Ознакомительная версия.
На переход от Сент-Томаса до Барбадоса мы потратили два месяца одиннадцать дней. За это время в результате болезней и смертей среди моих несчастных матросов и негров в первый месяц мы похоронили 14, а во второй месяц 320 человек, что стало огромным ущербом для нашего предприятия. Королевская Африканская компания потеряла на каждом погибшем рабе десять фунтов десять шиллингов, а для владельцев корабля это была сумма фрахта, оплачиваемая агентам Африканской компании в Барбадосе по чартерному соглашению за каждого доставленного живым на берег негра. Такие потери составили в целом 6500 фунтов стерлингов. Болезнь, из-за которой умерли большей частью мои матросы, а также чернокожие, называлась белой дизентерией. Она свирепствовала так, что ее не могли излечить никакие медикаменты. Когда кто-либо заболевал ею, мы считали его погибшим, что в целом оправдывалось на самом деле. Не могу себе представить, что вызывало эту болезнь так неожиданно, – они были здоровыми около недели после того, как мы покинули остров Сент-Томас. Вслед за пагубностью климата могу объяснить ее не чем иным, как воздействием неочищенного коричневого сахара и сырого необработанного рома, который матросы там покупали. Они добавляли его в пунш и пили в большом количестве, что я был не в силах предотвратить даже посредством наказания нескольких из них и сбрасывания в море того рома и сахара, что обнаруживал. Мне пришлось заковать в железо одного нашего горниста за организацию несвоевременных пирушек и за то, что в пьяном угаре он бросился с ножом на спавшего боцмана, а также за другие бесчинства. Однако, несмотря на то что он два месяца день и ночь проводил на корме в оковах, когда над головой не было никакой крыши, кроме купола небес, его не беспокоили никакие болезни. Он оправдывал пословицы: «Дуракам – счастье» или «Кто родился, чтобы быть повешенным, никогда не утонет». Я уже рассказал о нем достаточно и больше не стану упоминать его.

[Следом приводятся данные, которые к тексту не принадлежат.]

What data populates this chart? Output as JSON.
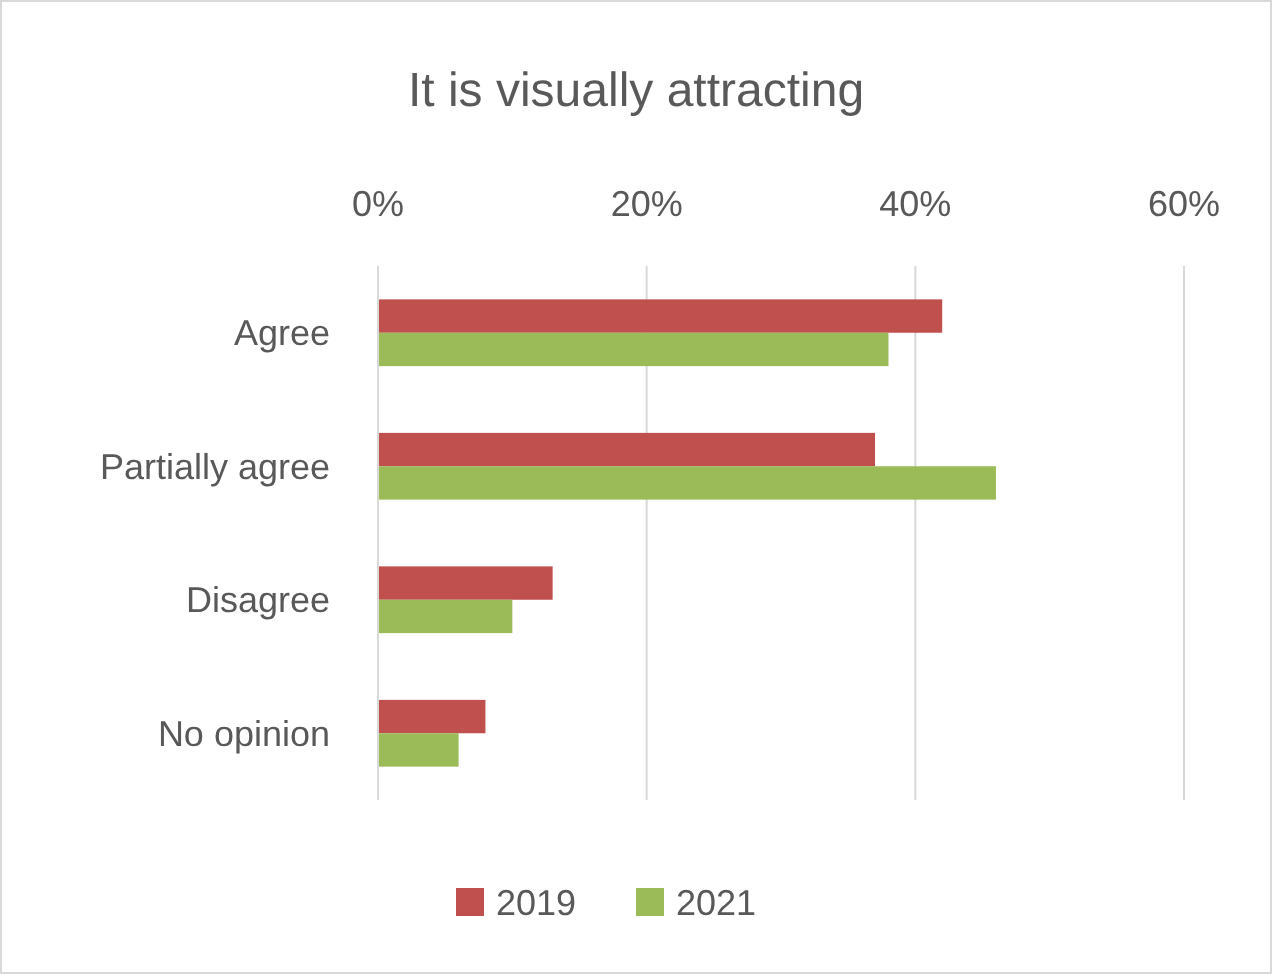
{
  "chart_data": {
    "type": "bar",
    "orientation": "horizontal",
    "title": "It is visually attracting",
    "categories": [
      "Agree",
      "Partially agree",
      "Disagree",
      "No opinion"
    ],
    "series": [
      {
        "name": "2019",
        "color": "#c0504d",
        "values": [
          42,
          37,
          13,
          8
        ]
      },
      {
        "name": "2021",
        "color": "#9bbb59",
        "values": [
          38,
          46,
          10,
          6
        ]
      }
    ],
    "xlim": [
      0,
      60
    ],
    "xticks": [
      {
        "value": 0,
        "label": "0%"
      },
      {
        "value": 20,
        "label": "20%"
      },
      {
        "value": 40,
        "label": "40%"
      },
      {
        "value": 60,
        "label": "60%"
      }
    ],
    "grid": "x",
    "legend": "bottom"
  }
}
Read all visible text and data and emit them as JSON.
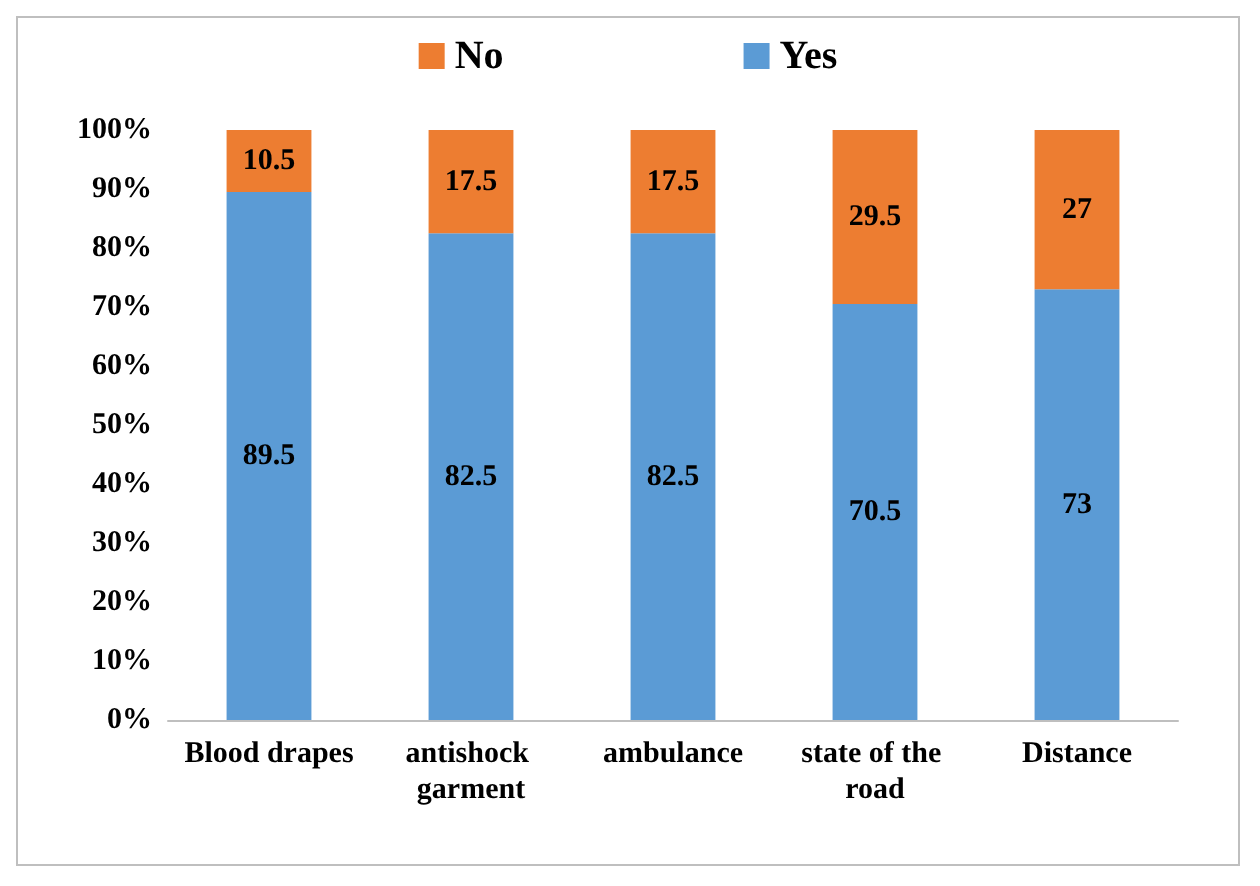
{
  "chart_data": {
    "type": "bar",
    "stacked": true,
    "categories": [
      "Blood drapes",
      "antishock garment",
      "ambulance",
      "state of the road",
      "Distance"
    ],
    "series": [
      {
        "name": "Yes",
        "color": "#5b9bd5",
        "values": [
          89.5,
          82.5,
          82.5,
          70.5,
          73
        ]
      },
      {
        "name": "No",
        "color": "#ed7d31",
        "values": [
          10.5,
          17.5,
          17.5,
          29.5,
          27
        ]
      }
    ],
    "ylim": [
      0,
      100
    ],
    "yticks": [
      {
        "value": 0,
        "label": "0%"
      },
      {
        "value": 10,
        "label": "10%"
      },
      {
        "value": 20,
        "label": "20%"
      },
      {
        "value": 30,
        "label": "30%"
      },
      {
        "value": 40,
        "label": "40%"
      },
      {
        "value": 50,
        "label": "50%"
      },
      {
        "value": 60,
        "label": "60%"
      },
      {
        "value": 70,
        "label": "70%"
      },
      {
        "value": 80,
        "label": "80%"
      },
      {
        "value": 90,
        "label": "90%"
      },
      {
        "value": 100,
        "label": "100%"
      }
    ],
    "data_labels": true,
    "legend": "top",
    "grid": false
  }
}
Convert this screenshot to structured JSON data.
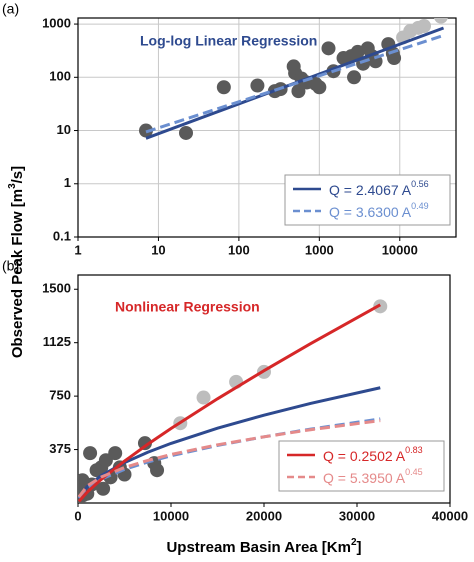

Негры так восприимчивы к заболеванию оспой, что не многие корабли, которые их перевозят, обходятся без этой хвори. Иногда она опустошала их ряды. Но хотя у нас, бывало, болели зараз по сто невольников и заболевание распространялось на весь корабль, тем не менее мы потеряли не больше десяти человек. Вся помощь, которую мы могли оказать несчастным, заключалась в том, что им давали пить столько, сколько хотели, а также немного пальмового масла натереть раны, и постепенно они выздоравливали без какой-либо иной помощи, кроме той, какую оказывала природа.
В этой болезни поражает то, что, хотя ею быстро заражаются чернокожие друг от друга, она не перекидывается на белых людей. У меня на борту имелись несколько белых людей и подростков, которые так и не заболели этой болезнью, хотя постоянно находились среди заразных чернокожих. Тем не менее ни один из них ни в малейшей степени не пострадал, несмотря на то что по своим проявлениям и симптомам это была та самая хворь, какая распространена среди нас в Англии. Она начинается с головной боли, потом наступают тремор, рвота, жар и т. д. Но к тому, что щадит оспа, беспощадна, к сожалению, дизентерия. И, несмотря на все наши усилия кормить туземцев в должном порядке и времени, содержать их помещения, насколько возможно, в чистоте, выносить долгое время смрад группы существ, которые грязнее свиней, вопреки ожиданиям, уменьшить смертность среди них не удавалось. Ни один старатель не перенес столько горя от рабов, сколько те, которые занимаются перевозкой негров. У первых есть хотя бы временное облегчение или удовлетворение, у нас же горе вдвойне. И тем не менее из-за смертности негров наши морские вояжи обрекаются на неудачу. Нам невыносимо думать, что приходится переносить так много несчастий ради столь незначительных результатов.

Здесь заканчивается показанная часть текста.